Maybe it would be helpful to explore more deeply why I am having these reactions. I have not done that. If I felt that I was not able to understand my reaction, or that I was letting my reactions become more obvious or less well-managed, I would definitely need to explore this in my own work. Another sign that it would be time to address this myself would be if I took it home with me and it affected me outside of work With this particular client, since I have had the experience before that using my countertransference to usefully inform an intervention, I obviously need to use some similar tactics again.

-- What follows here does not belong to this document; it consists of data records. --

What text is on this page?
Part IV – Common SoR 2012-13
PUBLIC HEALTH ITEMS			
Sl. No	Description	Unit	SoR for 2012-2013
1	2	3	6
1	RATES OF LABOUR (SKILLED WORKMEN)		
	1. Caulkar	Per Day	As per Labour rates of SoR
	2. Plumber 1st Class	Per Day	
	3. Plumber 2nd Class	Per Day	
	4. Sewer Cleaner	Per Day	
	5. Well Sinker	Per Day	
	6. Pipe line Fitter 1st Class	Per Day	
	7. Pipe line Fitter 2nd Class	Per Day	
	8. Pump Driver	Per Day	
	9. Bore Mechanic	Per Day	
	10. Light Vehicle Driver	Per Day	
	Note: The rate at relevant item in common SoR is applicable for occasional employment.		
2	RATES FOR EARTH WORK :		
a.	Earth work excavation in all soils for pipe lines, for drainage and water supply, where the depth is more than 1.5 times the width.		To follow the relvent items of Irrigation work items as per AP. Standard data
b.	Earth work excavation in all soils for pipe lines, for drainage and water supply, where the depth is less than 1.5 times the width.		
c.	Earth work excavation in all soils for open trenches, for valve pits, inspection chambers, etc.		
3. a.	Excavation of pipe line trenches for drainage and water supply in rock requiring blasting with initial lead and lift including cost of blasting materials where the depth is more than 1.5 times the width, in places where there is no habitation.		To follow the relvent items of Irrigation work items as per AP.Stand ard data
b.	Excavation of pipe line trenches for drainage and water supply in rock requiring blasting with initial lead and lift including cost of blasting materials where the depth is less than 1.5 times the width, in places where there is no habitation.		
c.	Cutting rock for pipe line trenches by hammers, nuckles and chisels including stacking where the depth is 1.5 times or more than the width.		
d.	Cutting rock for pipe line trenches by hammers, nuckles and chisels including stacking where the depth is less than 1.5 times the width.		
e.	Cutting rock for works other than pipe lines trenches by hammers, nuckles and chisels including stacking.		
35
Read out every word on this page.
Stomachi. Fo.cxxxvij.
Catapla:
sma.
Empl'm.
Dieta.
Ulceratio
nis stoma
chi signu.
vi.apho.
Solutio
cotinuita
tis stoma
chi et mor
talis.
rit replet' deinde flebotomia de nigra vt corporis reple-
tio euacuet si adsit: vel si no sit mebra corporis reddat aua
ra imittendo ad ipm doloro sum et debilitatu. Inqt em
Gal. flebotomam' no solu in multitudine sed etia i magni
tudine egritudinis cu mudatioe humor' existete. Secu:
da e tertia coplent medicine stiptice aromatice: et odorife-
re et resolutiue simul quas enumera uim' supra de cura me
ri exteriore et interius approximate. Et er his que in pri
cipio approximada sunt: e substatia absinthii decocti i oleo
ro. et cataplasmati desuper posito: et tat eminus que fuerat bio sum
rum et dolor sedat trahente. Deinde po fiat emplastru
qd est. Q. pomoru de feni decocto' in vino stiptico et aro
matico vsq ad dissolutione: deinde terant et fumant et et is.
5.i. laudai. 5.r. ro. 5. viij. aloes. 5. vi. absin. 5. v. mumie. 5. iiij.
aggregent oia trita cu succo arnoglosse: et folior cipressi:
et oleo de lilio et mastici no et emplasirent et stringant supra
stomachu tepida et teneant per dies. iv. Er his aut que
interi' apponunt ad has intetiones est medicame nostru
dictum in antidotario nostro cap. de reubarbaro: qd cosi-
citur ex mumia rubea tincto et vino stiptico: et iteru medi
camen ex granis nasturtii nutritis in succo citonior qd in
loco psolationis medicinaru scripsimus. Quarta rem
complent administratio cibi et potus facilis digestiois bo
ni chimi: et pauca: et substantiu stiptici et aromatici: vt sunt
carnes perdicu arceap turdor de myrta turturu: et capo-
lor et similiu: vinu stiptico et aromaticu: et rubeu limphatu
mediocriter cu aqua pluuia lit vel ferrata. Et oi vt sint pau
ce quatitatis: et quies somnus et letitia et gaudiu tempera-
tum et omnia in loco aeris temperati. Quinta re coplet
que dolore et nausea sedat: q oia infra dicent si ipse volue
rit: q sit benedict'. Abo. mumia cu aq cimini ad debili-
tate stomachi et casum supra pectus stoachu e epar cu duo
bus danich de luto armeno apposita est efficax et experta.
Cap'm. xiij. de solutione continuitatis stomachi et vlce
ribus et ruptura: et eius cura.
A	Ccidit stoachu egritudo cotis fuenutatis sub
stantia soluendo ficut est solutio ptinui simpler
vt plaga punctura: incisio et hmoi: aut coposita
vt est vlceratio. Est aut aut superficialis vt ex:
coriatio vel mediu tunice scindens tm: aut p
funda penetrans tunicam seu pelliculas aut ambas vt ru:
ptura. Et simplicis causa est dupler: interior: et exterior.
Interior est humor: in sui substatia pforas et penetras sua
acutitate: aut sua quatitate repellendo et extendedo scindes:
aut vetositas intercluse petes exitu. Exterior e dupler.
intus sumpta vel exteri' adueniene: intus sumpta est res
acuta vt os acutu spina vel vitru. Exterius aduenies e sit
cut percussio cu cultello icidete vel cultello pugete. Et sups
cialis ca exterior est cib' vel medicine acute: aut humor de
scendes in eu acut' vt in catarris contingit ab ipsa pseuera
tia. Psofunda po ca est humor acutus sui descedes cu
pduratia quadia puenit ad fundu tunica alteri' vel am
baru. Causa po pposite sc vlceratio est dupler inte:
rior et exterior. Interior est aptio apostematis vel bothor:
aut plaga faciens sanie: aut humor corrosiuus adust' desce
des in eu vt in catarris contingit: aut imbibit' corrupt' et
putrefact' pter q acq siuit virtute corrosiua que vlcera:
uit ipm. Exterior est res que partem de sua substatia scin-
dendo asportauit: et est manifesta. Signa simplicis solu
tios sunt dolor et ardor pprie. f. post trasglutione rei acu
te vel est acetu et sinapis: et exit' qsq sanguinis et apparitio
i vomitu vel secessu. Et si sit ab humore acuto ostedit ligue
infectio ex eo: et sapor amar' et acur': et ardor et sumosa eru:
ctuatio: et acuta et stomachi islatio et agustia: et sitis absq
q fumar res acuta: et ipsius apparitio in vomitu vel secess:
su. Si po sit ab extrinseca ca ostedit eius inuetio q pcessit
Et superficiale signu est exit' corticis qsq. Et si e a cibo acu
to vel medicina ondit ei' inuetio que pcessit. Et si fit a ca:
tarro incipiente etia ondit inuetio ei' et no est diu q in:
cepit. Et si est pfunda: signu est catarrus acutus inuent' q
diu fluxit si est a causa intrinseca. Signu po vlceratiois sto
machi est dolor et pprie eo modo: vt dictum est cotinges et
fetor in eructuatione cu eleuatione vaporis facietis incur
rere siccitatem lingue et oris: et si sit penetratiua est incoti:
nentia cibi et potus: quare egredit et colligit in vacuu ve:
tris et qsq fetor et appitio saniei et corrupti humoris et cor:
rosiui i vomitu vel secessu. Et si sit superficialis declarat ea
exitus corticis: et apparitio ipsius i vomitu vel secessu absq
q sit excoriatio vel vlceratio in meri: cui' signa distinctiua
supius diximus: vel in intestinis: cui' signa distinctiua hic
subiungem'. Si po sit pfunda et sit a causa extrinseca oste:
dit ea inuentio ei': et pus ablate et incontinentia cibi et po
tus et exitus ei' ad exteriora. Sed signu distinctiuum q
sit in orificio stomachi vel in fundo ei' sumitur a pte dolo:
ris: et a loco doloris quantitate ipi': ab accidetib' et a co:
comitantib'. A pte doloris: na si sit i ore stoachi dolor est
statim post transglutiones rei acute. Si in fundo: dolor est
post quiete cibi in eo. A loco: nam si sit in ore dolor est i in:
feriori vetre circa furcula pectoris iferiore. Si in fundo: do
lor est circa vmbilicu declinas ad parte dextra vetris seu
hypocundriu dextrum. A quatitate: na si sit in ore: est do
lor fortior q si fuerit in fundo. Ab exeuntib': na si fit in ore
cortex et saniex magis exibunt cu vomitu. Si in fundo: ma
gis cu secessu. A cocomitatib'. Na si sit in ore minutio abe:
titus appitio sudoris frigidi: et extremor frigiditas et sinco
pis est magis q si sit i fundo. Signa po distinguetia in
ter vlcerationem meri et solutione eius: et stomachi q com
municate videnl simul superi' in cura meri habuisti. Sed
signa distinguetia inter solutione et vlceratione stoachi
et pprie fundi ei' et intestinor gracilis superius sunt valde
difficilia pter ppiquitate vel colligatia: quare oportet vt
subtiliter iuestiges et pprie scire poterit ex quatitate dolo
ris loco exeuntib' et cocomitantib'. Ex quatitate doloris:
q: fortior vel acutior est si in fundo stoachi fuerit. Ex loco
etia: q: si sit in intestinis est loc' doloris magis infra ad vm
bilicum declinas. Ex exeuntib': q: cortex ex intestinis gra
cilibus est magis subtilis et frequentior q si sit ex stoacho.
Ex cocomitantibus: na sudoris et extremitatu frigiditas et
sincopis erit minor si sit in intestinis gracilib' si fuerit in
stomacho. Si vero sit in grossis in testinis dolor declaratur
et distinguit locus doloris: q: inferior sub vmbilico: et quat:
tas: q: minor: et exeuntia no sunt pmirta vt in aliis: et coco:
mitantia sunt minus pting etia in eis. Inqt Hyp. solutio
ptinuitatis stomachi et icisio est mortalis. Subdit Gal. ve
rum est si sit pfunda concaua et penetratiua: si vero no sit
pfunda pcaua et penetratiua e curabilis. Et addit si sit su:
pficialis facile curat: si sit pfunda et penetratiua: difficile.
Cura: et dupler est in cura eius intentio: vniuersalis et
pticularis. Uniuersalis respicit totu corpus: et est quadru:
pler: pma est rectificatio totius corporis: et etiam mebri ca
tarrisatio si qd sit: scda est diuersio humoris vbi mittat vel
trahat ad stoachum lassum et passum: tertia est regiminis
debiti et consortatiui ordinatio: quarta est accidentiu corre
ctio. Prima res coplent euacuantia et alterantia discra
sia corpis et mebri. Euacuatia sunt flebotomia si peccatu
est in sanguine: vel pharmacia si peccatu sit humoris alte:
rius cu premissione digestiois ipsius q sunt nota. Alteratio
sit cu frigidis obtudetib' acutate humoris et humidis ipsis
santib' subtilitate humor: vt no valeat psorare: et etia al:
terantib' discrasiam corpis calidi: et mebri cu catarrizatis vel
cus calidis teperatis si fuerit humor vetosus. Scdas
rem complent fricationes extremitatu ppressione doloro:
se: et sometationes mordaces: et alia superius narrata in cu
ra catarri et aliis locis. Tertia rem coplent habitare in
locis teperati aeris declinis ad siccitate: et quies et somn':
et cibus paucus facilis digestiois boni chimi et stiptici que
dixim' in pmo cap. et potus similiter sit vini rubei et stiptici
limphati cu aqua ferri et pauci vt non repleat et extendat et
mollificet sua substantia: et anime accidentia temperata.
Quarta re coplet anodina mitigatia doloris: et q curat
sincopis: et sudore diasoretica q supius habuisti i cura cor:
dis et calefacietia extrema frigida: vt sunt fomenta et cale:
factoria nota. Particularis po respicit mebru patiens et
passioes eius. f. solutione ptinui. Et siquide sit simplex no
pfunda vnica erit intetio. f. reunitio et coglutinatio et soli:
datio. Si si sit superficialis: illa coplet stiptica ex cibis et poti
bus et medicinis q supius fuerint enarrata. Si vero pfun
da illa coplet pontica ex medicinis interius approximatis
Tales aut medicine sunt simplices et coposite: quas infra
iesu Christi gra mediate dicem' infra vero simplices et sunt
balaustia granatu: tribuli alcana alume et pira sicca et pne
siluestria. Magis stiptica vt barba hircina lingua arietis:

As your own clinical supervisor, how would you suggest to yourself, as a clinician, that you might need to seek counseling/psychotherapy to address your own personal history as it relates to your work with this client (and other clients with a similar presentation)?
As a supervisor, if I noticed clinical skills and ability to maintain a professional and therapeutic boundary with clients was being compromised, I would hopefully recognize what might be happening for the clinician. I would schedule supervision and start by asking the clinician how she feels her work is going. I would use MI to get her reflecting on her work, and start to explore any concerns/feelings/questions coming up for her. I would ask her to wonder about why she may be reacting in certain ways, and hopefully help her get in touch with any countertransference that might be happening. Because I always emphasize that self-awareness is a large part of being an effective therapist, I do not believe any supervisee would be surprised or offended if I suggested that this was an issue that might need to be raised in their own therapy.